Cranberries (but not cranberry sauce) were probably eaten at the first Thanksgiving
A lot of things must have been different about that first Thanksgiving. The menu included not just turkey but waterfowl and venison. Corn was almost certainly present as wash shellfish; remember, these were Wampanoag Native Americans of the coastal Massachusetts area. It seems a pretty safe bet lobster was also part of the meal. Cranberry sauce almost certainly wasn't, though; it requires a ton of sugar to make, and sugar was not readily available then.
However, it's entirely possible they ate cranberries — just not in the form of cranberry sauce. Pemmican is a classic Native American dish made from dried meat and cranberries; it's basically an indigenous energy bar. So it's likely pemmican (and thus cranberries) was present — though it's worth noting there are no definitive records that corroborate this.
So that explains how cranberries became involved in the Thanksgiving meal. But how did cranberry sauce become part of it?
Cranberry sauce was associated with Thanksgiving by the 19th century
In all likelihood, the answer is that once it was available, Europeans probably just took to cranberry sauce more than something like pemmican. Though canned cranberry sauce didn't come into existence until 1912 due to an Ocean Spray business venture, modern cranberry sauce definitely existed before then. The earliest recipes resembling cranberry sauce (stewing berries in water and sugar) date to the 1630s. However, it wasn't until the release of Amelia Simmons' cookbook "American Cookery" in 1796 that the first official recipe for cranberry sauce appeared on a page.

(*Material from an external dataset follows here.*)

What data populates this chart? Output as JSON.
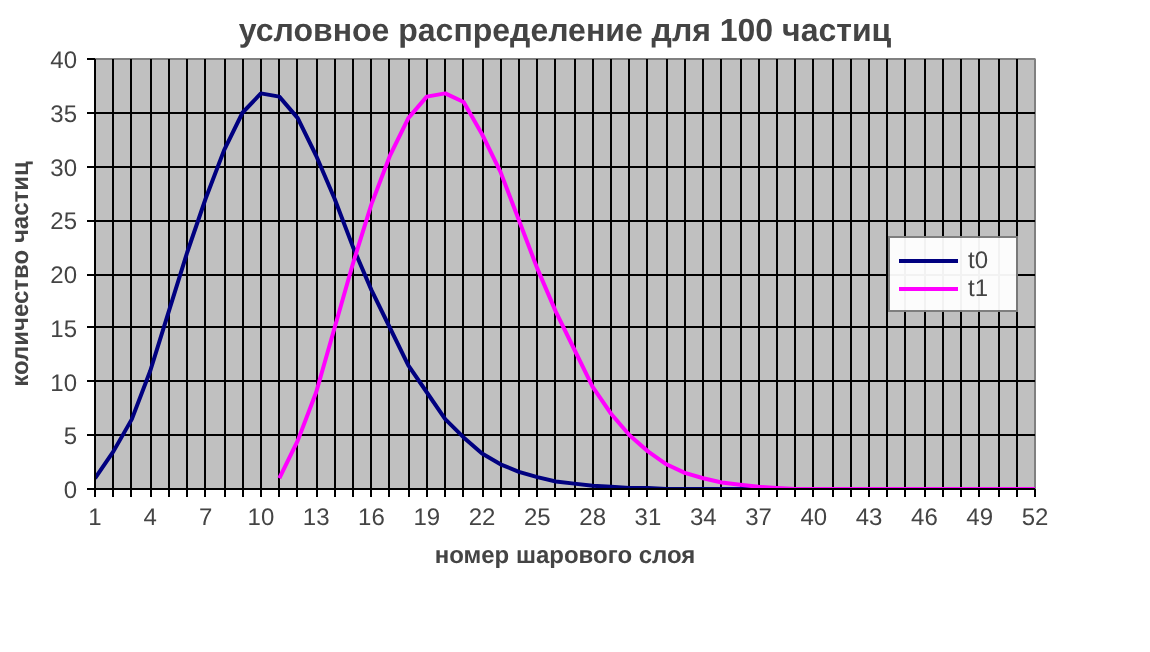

Things get a little murky from here, but we know cranberries were long considered an integral part of the Thanksgiving meal; that's not just a modern thing. In 1864, General Ulysses S. Grant ordered cranberries to be part of soldiers' Thanksgiving meal. It seems unlikely he simply invented that out of whole cloth, so the far better explanation is he was responding to an already-established trend.
However cranberries and cranberry sauce were first introduced to the Thanksgiving meal, they couldn't have taken long to become mandatory. Whoever is originally responsible, we owe them a debt of gratitude.